Jun Davd stepped quickly into the bolo frame and said, “Perhaps it is possible. The universe hasn’t heard from Original Man since the Message was cut off, but perhaps that’s because he hasn’t reached refuge yet. He might have targeted a galaxy more than seventy-four million light-years away—in the Virgo cluster, for instance.”
The man thanked him with grateful eyes and sat down.
Jun Davd said, with mild rebuke, “You’d better get on with it, Jao. “These people can’t stand much more suspense.”
Jao’s holographic lips widened in a grin that was bigger than the entire central bulge of the galaxy.
“It’s been twenty-six million years since the rat-people became extinct.”
It took a moment for the impact of that to sink in, and then the entire hall erupted into a vast rumbling chaos. People leaped to their feet, shouting unintelligible questions at the rostrum.
Jao held up a hand that appeared in giant size beside the holo of his face and got partial silence.
“I wanted to be sure of my data before I came to this meeting. With twenty-six million years to play with, a five percent margin of leeway could have the dragonflies spilling out of this galaxy and halfway to Andromeda before the charged arm took its swipe. But that’s not the case.”

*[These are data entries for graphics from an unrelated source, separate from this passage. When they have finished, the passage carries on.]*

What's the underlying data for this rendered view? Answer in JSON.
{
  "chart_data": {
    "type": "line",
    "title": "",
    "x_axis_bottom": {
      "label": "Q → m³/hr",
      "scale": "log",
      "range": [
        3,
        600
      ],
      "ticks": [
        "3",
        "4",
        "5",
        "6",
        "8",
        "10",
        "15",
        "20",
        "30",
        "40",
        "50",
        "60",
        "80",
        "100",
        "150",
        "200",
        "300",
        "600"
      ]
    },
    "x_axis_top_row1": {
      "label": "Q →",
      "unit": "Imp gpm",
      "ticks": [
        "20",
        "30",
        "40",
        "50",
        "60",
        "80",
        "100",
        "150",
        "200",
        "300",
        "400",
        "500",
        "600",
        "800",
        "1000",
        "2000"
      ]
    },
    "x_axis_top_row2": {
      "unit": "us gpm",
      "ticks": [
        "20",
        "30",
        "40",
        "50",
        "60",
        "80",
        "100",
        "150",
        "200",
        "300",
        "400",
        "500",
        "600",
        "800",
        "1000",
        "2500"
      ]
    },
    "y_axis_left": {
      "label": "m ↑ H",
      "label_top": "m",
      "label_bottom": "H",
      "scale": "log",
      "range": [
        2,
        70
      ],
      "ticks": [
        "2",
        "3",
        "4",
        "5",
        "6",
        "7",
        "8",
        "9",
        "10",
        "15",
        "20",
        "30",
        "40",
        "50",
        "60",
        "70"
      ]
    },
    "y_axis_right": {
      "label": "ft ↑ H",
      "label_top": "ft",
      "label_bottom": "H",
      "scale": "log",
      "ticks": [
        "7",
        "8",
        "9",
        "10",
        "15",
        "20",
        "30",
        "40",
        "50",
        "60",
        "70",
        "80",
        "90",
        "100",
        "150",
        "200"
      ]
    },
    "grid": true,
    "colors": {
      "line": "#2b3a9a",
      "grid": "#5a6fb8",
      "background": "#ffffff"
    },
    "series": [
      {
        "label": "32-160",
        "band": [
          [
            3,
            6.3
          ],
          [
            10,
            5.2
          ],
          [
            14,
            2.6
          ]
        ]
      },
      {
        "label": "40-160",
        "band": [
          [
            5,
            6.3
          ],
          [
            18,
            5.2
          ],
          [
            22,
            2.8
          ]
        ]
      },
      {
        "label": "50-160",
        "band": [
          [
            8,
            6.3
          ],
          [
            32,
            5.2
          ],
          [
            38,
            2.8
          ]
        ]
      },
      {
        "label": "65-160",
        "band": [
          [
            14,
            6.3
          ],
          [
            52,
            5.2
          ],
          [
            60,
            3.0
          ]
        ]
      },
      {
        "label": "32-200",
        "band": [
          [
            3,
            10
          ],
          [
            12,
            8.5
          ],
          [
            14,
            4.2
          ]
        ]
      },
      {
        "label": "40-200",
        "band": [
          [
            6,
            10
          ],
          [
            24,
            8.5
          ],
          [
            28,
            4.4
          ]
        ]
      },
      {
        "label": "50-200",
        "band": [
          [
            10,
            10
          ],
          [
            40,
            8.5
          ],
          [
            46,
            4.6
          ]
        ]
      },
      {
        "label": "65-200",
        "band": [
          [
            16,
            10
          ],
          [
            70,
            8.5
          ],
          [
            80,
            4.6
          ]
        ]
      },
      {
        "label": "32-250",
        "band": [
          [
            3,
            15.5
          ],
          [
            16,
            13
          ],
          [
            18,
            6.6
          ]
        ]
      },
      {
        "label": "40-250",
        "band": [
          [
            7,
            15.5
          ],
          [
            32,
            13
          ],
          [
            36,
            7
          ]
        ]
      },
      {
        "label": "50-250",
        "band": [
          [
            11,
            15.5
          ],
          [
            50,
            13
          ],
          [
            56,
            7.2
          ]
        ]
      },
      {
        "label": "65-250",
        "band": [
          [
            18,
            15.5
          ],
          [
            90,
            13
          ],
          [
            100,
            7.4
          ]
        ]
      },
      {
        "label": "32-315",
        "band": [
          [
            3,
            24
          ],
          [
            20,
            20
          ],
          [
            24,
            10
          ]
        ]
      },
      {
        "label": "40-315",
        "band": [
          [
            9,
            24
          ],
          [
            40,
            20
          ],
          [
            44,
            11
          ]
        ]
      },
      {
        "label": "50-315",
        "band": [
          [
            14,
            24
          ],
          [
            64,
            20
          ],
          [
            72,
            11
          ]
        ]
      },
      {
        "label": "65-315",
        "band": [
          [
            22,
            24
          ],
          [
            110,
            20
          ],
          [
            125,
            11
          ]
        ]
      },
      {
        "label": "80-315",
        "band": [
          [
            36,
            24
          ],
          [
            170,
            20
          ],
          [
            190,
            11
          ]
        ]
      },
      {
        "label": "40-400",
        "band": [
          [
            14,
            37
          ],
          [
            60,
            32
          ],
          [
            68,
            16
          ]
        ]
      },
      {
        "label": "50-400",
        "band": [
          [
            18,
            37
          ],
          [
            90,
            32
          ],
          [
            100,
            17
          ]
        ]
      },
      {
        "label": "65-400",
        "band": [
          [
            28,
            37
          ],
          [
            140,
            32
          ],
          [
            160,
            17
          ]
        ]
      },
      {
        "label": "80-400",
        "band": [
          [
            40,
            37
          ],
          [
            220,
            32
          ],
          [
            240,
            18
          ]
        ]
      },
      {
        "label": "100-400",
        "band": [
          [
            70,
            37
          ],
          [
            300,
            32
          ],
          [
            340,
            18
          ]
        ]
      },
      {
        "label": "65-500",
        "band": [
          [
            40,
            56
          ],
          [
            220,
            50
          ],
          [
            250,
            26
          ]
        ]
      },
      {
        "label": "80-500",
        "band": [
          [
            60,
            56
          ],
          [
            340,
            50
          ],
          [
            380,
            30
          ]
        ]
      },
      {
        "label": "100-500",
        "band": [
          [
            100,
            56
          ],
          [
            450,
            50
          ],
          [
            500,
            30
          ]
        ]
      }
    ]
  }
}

He grinned more broadly. “The leading edge of the next spoke is already brushing the dragonfly sector of space. We’re getting radio noise from it now. It will meet the expanding dragonfly shell in less than ten thousand years. At this radius of the galaxy, it’s only about eleven thousand light-years between charged arms. The dragonflies will have expanded to their limit by then, trapped between two arms.”